Search code examples
c#azureazure-cognitive-servicesspeech-to-textazure-speech

Azure - Speech To Text - detect speaker channel


I am using Azure Speech To Text - continuous recognition to transcribe an audio file. I have my speakers split in stereo wav file into left and right channel. However when I am running the transcription I am not able the get channel correctly.
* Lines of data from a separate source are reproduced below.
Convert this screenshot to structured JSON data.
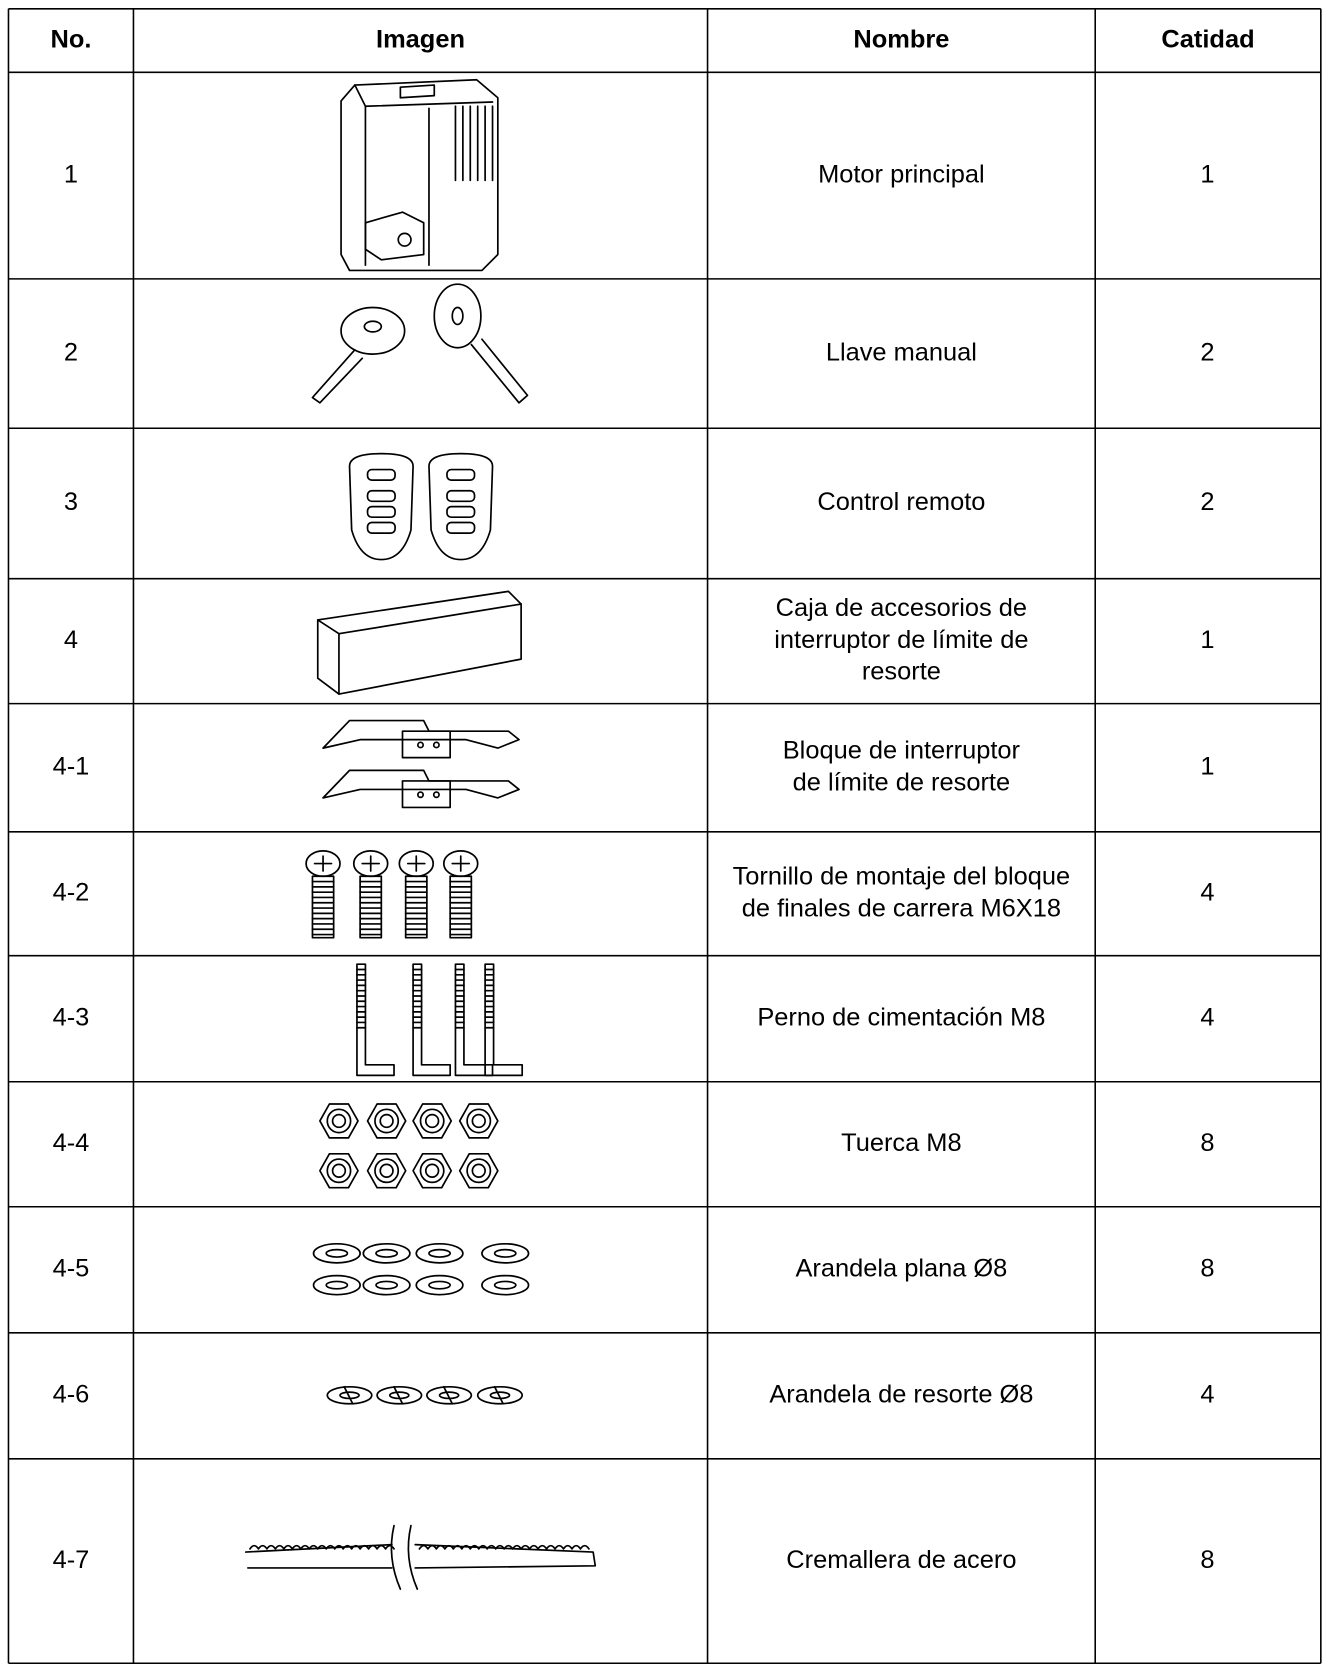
{
  "table": {
    "header": [
      "No.",
      "Imagen",
      "Nombre",
      "Catidad"
    ],
    "rows": [
      {
        "no": "1",
        "name": [
          "Motor principal"
        ],
        "qty": 1
      },
      {
        "no": "2",
        "name": [
          "Llave manual"
        ],
        "qty": 2
      },
      {
        "no": "3",
        "name": [
          "Control remoto"
        ],
        "qty": 2
      },
      {
        "no": "4",
        "name": [
          "Caja de accesorios de",
          "interruptor de límite de",
          "resorte"
        ],
        "qty": 1
      },
      {
        "no": "4-1",
        "name": [
          "Bloque de interruptor",
          "de límite de resorte"
        ],
        "qty": 1
      },
      {
        "no": "4-2",
        "name": [
          "Tornillo de montaje del bloque",
          "de finales de carrera M6X18"
        ],
        "qty": 4
      },
      {
        "no": "4-3",
        "name": [
          "Perno de cimentación M8"
        ],
        "qty": 4
      },
      {
        "no": "4-4",
        "name": [
          "Tuerca M8"
        ],
        "qty": 8
      },
      {
        "no": "4-5",
        "name": [
          "Arandela plana Ø8"
        ],
        "qty": 8
      },
      {
        "no": "4-6",
        "name": [
          "Arandela de resorte Ø8"
        ],
        "qty": 4
      },
      {
        "no": "4-7",
        "name": [
          "Cremallera de acero"
        ],
        "qty": 8
      }
    ]
  }
}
I tried to receive it from the PropertyId.SpeechServiceResponse_JsonResult but that always returns 0. My expectation is 0 for left channel and 1 for right channel.

var speechConfig = SpeechConfig.FromSubscription(/*api key*/, /*region*/);
var audioConfig = AudioConfig.FromWavFileInput(filePath);
var recognizer = new SpeechRecognizer(speechConfig, audioConfig);

Is there some hidden property or missing configuration to achieve this?

My try to find the channel from the JsonResult property:

var speechServiceResponseJsonResultJson = eventArgs.Result.Properties.GetProperty(PropertyId.SpeechServiceResponse_JsonResult);

var channel = 0;
if (speechServiceResponseJsonResultJson != null)
{
    var speechServiceResponseJsonResult =
        JsonConvert.DeserializeObject<JObject>(
            eventArgs.Result.Properties.GetProperty(PropertyId
                .SpeechServiceResponse_JsonResult));

    if (speechServiceResponseJsonResult.TryGetValue("Channel", StringComparison.InvariantCultureIgnoreCase, out var channelValue))
    {
        channel = channelValue.ToObject<int>();
    }
}

Solution

  • There is currently no way how to achieve it through the SDK. What I ended up doing was splitting the audio and processing the channels separately and then combining the results with indication from which channel each record originated.